La famille avait été privée de liberté après avoir demandé l’asile en Belgique, en vue de son transfert vers la Pologne qui était l’État membre responsable de l’examen de leur demande en vertu du règlement Dublin. La Cour a essentiellement argué de la vulnérabilité psychologique particulière des mineurs concernés, qui s’étaient vu diagnostiquer des troubles post-traumatiques. Elle note que « les enfants ... montraient des symptômes psychiques et psychosomatiques graves, comme conséquence d’un traumatisme psychique et somatique » (§ 60).

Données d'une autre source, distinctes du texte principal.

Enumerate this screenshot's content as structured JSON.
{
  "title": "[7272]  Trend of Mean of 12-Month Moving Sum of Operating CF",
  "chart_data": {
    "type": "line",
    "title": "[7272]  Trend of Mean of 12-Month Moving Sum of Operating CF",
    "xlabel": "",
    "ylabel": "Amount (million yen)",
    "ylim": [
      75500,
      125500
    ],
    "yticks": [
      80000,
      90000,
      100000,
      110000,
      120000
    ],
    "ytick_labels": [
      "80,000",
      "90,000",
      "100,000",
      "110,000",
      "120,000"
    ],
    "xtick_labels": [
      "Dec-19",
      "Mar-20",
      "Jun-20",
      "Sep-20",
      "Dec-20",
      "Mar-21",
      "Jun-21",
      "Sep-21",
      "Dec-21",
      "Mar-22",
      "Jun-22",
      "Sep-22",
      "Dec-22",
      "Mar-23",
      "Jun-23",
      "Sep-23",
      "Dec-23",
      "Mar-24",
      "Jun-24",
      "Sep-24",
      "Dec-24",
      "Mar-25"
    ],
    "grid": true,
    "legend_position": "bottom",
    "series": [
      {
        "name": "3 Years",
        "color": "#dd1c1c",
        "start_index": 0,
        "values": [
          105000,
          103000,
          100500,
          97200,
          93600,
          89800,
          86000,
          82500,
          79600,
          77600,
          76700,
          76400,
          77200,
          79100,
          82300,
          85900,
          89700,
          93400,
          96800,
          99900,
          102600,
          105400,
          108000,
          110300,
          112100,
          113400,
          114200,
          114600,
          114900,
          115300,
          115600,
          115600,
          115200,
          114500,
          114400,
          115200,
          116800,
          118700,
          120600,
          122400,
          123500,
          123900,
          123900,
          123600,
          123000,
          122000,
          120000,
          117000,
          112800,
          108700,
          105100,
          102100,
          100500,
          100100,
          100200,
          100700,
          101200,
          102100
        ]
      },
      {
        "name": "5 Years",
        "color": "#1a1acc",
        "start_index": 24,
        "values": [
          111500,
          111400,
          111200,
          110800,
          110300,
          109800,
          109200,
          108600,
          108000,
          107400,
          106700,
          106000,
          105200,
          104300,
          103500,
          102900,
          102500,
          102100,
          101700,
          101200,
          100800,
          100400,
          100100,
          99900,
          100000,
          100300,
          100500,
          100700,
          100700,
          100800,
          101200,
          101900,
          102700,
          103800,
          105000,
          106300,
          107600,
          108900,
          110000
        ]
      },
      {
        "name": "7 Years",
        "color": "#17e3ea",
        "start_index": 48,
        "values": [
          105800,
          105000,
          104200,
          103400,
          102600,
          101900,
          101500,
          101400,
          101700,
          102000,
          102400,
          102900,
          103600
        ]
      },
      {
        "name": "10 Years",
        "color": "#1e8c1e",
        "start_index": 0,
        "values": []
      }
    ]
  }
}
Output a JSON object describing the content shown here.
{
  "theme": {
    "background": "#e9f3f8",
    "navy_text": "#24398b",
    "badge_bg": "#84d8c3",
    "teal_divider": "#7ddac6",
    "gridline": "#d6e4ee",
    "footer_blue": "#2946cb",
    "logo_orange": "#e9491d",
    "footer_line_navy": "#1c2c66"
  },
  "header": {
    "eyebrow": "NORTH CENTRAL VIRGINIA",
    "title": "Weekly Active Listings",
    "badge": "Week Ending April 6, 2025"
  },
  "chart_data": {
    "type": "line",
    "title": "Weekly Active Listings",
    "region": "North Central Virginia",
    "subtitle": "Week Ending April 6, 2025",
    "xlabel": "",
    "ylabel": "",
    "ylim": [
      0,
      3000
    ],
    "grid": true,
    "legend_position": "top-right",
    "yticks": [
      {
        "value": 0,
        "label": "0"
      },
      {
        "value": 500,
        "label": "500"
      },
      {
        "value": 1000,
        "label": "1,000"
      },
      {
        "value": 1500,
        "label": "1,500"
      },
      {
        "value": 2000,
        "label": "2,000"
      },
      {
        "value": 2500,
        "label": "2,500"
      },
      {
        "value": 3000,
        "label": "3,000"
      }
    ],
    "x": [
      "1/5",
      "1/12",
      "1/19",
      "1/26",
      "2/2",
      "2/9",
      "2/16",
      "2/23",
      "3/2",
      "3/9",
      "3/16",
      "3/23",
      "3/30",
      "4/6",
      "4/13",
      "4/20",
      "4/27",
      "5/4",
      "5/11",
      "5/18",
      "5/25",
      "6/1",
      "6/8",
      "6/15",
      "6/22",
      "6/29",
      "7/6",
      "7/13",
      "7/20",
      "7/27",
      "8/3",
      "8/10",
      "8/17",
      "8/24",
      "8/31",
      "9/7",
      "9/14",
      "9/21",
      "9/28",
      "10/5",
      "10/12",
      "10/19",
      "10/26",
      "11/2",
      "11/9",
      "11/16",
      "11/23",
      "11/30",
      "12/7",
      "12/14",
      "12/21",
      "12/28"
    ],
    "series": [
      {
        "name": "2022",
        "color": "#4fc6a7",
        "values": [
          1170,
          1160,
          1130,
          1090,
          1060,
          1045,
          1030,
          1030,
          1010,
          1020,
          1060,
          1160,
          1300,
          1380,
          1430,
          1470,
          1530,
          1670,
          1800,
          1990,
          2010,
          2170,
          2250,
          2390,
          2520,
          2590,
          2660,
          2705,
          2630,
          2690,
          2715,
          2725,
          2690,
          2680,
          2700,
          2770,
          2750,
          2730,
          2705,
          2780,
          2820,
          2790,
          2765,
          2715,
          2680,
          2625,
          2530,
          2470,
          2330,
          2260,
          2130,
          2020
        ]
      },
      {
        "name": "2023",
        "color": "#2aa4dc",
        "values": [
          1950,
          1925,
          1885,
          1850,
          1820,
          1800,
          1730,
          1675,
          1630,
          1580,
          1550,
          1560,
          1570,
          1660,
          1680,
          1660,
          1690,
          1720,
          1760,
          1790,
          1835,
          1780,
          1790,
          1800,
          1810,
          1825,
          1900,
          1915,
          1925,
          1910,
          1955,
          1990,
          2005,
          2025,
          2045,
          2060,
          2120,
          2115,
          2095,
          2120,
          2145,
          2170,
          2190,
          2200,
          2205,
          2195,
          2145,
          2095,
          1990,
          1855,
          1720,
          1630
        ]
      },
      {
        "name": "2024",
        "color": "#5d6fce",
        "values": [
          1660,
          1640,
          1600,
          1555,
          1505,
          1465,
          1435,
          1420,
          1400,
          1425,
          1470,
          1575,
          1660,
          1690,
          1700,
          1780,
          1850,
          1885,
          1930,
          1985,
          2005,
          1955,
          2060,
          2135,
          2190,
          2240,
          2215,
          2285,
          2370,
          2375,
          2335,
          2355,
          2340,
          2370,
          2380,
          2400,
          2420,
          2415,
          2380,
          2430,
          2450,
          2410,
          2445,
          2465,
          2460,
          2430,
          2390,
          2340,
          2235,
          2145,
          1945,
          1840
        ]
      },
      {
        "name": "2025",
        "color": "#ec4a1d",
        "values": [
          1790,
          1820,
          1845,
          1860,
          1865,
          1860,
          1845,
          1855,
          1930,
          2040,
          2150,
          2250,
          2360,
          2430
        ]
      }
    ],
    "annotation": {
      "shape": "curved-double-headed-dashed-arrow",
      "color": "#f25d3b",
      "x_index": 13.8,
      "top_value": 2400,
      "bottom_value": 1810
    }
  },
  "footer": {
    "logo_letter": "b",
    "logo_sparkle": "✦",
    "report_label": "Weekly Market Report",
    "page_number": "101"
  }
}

14. De même, par son arrêt Kanagaratnam c. Belgiquedu 13 décembre 2011, la Cour a condamné la privation de liberté d’une mère sri lankaise et de ses trois enfants, âgés de respectivement treize ans, douze ans et neuf ans.
La famille avait été privée de liberté dès son arrivée sur le territoire belge, au motif qu’elle avait voyagé à l’aide d’un faux passeport. Elle avait sollicité l’asile.
À la différence de l’affaire Muskhadzhiyeva, les requérants n’ont déposé aucune attestation établissant l’existence de troubles psychologiques. La Cour estime, toutefois, qu’il convient de « partir de la présomption que les enfants étaient vulnérables tant en raison de leur qualité d’enfants que de leur histoire personnelle ». Elle constate notamment qu’ils ont déjà vécu une situation traumatique, puisqu’ils ont été contraints de fuir leur pays d’origine en raison de persécutions avérées, qui ont par ailleurs justifié la reconnaissance de la qualité de réfugié (§ 67). La Cour pointe, également, la durée « particulièrement longue » de la détention, qui fut de quatre mois (§ 67).
Trois constantes dans la jurisprudence de la Cour européenne des droits de l’homme

15. La jurisprudence de la Cour européenne des droits de l’homme est essentiellement casuistique. La Cour tranche les cas particuliers qui lui sont soumis, en appréciant l’ensemble des faits, en ce compris des études menées par des O.N.G., des organismes gouvernementaux et d’autres experts, comme des psychologues et des psychiatres.
S’il est difficile de déduire des principes stricts de sa jurisprudences, trois exigences générales s’en dégagent néanmoins : (1) la prise en considération de la vulnérabilité spécifique à chaque mineur étranger, compte tenu de sa propre situation, (2) des conditions de détention adaptées et (3) une privation de liberté qui soit une mesure de dernier ressort, pour une durée aussi brève que possible.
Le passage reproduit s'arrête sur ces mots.